Friday, June 25, 2010

MrMegawhat - The tale of a 6 year old's Youtube channel

We talk a lot about digital natives. You know, the kids who are running circles around us adults when it comes to technology. So the other night a friend is over for dinner, and her 6 year old son and my 3 year old son are on the computer showing each other their favorite websites and games using the Kidzui web browser.  The 3 year old navigates the Kidzui browser like he invented it. He doesn't need to spell. The 6 year old has never used Kidzui but has no problem find everything he's looking for. It's almost mundane.

Meanwhile, I am in ubber geek mode (i.e. ignoring everyone) because I'm facilitating a three day workshop on Teaching 21st Century Learning (whatever that means) and getting ready to go to the ISTE 2010 conference in Denver. But I overhear our friend in the kitchen say that her son has created his own Youtube channel to create videos of himself reading books. My ears perk up like a rabbit and I'm off the couch, into the kitchen, grinning and listening like a mad man. She goes on, though a bit perplexed by my over-enthusiastic looks. She explains how she wanted to support his request to make the videos for Youtube and how she always made sure she was in the room or nearby to keep an eye on things.
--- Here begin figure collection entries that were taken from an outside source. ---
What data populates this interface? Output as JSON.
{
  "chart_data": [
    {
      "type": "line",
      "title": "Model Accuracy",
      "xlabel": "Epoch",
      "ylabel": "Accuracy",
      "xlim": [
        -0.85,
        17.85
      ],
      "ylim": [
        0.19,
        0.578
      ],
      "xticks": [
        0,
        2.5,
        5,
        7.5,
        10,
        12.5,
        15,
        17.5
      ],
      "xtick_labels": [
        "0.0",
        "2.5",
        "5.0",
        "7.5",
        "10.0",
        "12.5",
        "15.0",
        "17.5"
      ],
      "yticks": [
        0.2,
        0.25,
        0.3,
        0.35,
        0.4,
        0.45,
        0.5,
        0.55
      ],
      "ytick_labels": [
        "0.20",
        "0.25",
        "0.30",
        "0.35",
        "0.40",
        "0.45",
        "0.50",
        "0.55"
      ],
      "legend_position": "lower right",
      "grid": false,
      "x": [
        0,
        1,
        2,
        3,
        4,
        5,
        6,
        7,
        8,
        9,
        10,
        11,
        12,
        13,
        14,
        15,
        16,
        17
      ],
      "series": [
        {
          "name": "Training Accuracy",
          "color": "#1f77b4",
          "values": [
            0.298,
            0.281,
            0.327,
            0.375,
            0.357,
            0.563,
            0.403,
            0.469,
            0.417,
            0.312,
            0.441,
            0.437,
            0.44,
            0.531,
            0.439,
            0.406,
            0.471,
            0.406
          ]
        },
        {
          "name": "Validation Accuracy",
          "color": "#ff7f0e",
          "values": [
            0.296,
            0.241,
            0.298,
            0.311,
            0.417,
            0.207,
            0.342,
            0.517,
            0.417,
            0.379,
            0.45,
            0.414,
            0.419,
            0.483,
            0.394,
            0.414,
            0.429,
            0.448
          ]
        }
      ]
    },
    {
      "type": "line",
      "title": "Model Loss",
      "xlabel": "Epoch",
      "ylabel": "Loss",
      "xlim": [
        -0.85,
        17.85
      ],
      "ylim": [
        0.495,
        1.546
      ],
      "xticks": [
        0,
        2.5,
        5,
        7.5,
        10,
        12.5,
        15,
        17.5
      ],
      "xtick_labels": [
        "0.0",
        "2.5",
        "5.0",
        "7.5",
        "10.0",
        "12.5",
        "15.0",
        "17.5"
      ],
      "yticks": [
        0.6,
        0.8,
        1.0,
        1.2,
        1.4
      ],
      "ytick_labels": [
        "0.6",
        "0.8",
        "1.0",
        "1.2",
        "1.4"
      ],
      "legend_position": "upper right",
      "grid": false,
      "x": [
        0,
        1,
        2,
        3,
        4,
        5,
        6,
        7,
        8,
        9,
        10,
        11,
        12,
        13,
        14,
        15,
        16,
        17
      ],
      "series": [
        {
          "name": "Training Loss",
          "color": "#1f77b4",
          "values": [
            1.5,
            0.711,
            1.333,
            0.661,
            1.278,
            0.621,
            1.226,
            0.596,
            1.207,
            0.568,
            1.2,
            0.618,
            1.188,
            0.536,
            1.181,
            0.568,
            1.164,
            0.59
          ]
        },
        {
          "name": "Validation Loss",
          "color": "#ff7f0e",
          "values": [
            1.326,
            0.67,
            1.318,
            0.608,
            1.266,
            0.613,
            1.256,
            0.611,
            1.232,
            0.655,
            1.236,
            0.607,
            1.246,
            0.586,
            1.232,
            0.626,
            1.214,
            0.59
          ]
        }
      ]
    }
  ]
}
She also helped him to format the channel and add some captions. "He loves Captain Underpants books," she says. "And one day, I'm at work telling a friend about his Youtube channel, and she asks to see it." But when they go online to view it there's a problem.
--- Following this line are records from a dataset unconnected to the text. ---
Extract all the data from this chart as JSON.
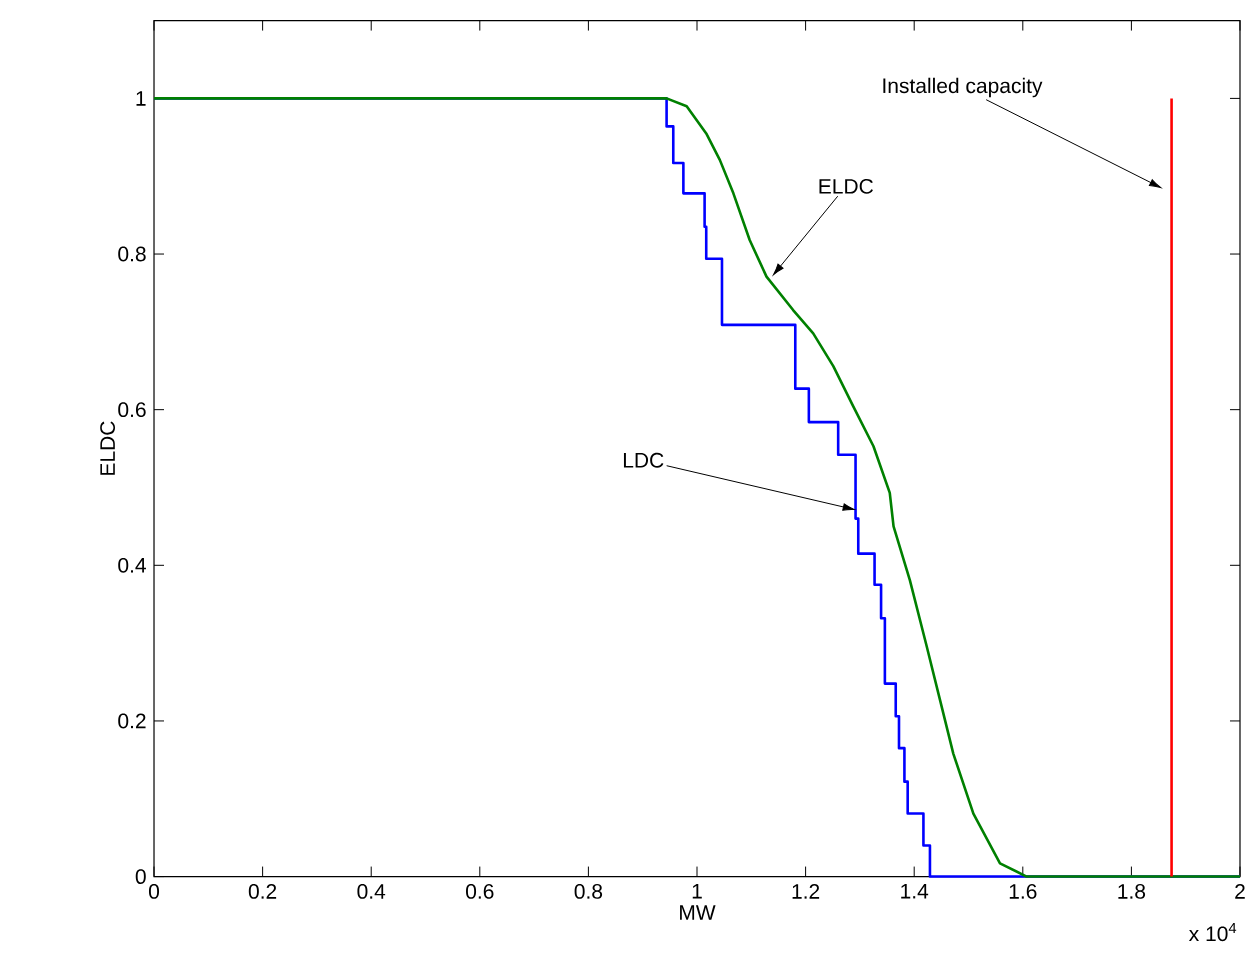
{
  "chart_data": {
    "type": "line",
    "xlabel": "MW",
    "ylabel": "ELDC",
    "xlim": [
      0,
      2
    ],
    "ylim": [
      0,
      1.1
    ],
    "xticks": [
      0,
      0.2,
      0.4,
      0.6,
      0.8,
      1,
      1.2,
      1.4,
      1.6,
      1.8,
      2
    ],
    "yticks": [
      0,
      0.2,
      0.4,
      0.6,
      0.8,
      1
    ],
    "series": [
      {
        "type": "step",
        "color": "#0000ff",
        "x": [
          0,
          0.944,
          0.9563,
          0.9749,
          1.014,
          1.017,
          1.046,
          1.181,
          1.206,
          1.26,
          1.292,
          1.297,
          1.327,
          1.339,
          1.346,
          1.366,
          1.372,
          1.382,
          1.388,
          1.417,
          1.429,
          2
        ],
        "values": [
          1,
          0.964,
          0.917,
          0.878,
          0.835,
          0.794,
          0.709,
          0.627,
          0.584,
          0.542,
          0.46,
          0.415,
          0.375,
          0.332,
          0.248,
          0.206,
          0.165,
          0.122,
          0.081,
          0.04,
          0,
          0
        ]
      },
      {
        "color": "#008000",
        "x": [
          0,
          0.944,
          0.981,
          1.017,
          1.042,
          1.067,
          1.097,
          1.128,
          1.177,
          1.214,
          1.251,
          1.288,
          1.325,
          1.355,
          1.362,
          1.392,
          1.423,
          1.4475,
          1.472,
          1.509,
          1.558,
          1.607,
          2
        ],
        "values": [
          1,
          1,
          0.99,
          0.955,
          0.921,
          0.878,
          0.818,
          0.771,
          0.728,
          0.698,
          0.656,
          0.604,
          0.553,
          0.493,
          0.45,
          0.381,
          0.296,
          0.227,
          0.158,
          0.081,
          0.017,
          0,
          0
        ]
      },
      {
        "color": "#ff0000",
        "x": [
          1.874,
          1.874
        ],
        "values": [
          0,
          1
        ]
      }
    ],
    "annotations": [
      {
        "text": "Installed capacity",
        "x": 1.858,
        "y": 0.884
      },
      {
        "text": "ELDC",
        "x": 1.138,
        "y": 0.771
      },
      {
        "text": "LDC",
        "x": 1.294,
        "y": 0.471
      },
      "x 10$^{4}$"
    ]
  }
}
The 6 year old boy has taken an opportunity when no one is looking (he is super tech savvy) to make a video pretending to be Captian Underpants, and in this video he is dressed in only, you guessed it, his underpants.  The mother is horrified.  The video is promptly deleted, and the boy is banned from making videos.

I remember when I was 6. I had a tape recorder and a microphone, and I spent countless hours making news casts, radio shows, and reading books. Every tape I made is gone I'm guessing (unless my mom is holding out for my 40th birthday in an attempt to embarrass me). But this boy's videos may potentially live on forever, and yes, that might also mean his mistake. Our desire to express ourselves, to create and to share seems so ingrained. The difference is that MrMegawhat has over 6,000 views on some of his recordings and no one ever heard mine.

I don't want his videos to go viral. I question what will happen if I share this post. I do believe MrMegawhat has created a wonderful artifact of his passion minus the one video, so with his mother's permission I have decided to share. I have few answers to the obvious questions this tale tells, but I hope that telling will bring me closer to the truth.